The book isn’t always an easy read, there are parts where the ugliest side of human actions are shown. Racism, sexism and political suppression are shown unrestricted for the reader to digest. Her standing as a professor, civil rights activist and communist thrust her into the spotlight and her trial was one of the most important in the history of this nation. Her acquittal would force America to re-examine itself and the concept of justice. All of the negative aspects of society are brought to the surface bringing the past to life. The very pitfalls common in that time period, while tragic, are also the same pitfalls that do make this nation great. Our ability to constantly examine and self-criticize are the tools of any great democracy. Our constitution says that all men are created equal, but for hundreds of years, minorities, women, the disabled, LGTB and many others of society have struggled in their cause for equality. Angela’s story reminds us that while it may seem difficult, justice can and does prevail.

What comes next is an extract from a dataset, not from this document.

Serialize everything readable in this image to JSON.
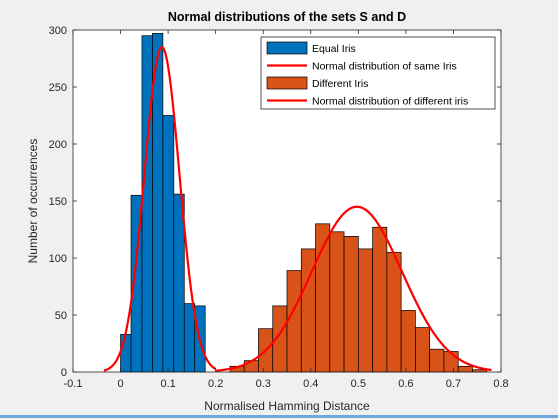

In March, 2014, I had the privilege of seeing Denzel Washington on Broadway when he starred in a new production of Lorraine Hansberry’s ‘A Raisin In the Sun’. Hansberry’s classic play has graced the Broadway stage repeatedly throughout the years and even caught the eye of Hollywood being adapted to movie and television formats. When she wrote the play, I don’t know if she knew then that it would go on to become a classic, but I do believe that she was fully aware that her play would have an impact on American society and the never-ending issue with race. The play is set in a time where segregation and racial discrimination were highly prevalent throughout the United States. We are introduced to a small American family struggling to live the American dream. Living in a small apartment as a typical nuclear family, Walter Lee, Ruth, Travis and Lena, represent the social status of millions of African-Americans at the time. The death of Lena’s husband results in a life insurance payout and the family now is faced with the question of what to do with the settlement. While Walter Lee has his own idea, Mama has her own plan, one that will test every member of the family. Her vision to buy a house in predominantly white neighborhood is the crux of the play and the most intense. The visit by Mr. Lindner on behalf of the resident’s association highlights the discrimination and fear that gripped suburban communities as minorities attempted to leave the turmoil of the inner city during the middle of the 20th century.
Although the issue of the house is critical to the development of the play, the characters we meet are equally just as important. Through them we are able to re-evaluate our own thoughts on marriage, religion, parent-child relationships and the relationships we have with our friends. Hansberry’s masterpiece continues to open eyes and hearts and is a crucial piece of literature that ranks high among the works of all celebrated authors. The true tragedy is that she didn’t live to see the legacy her play developed following her death. Had she lived, I think she would be amazed at how far America has come since the Youngers dared to challenge social norms and make a case for integration on their own. And she would never hesitate to remind that it’s okay to sit awhile and think.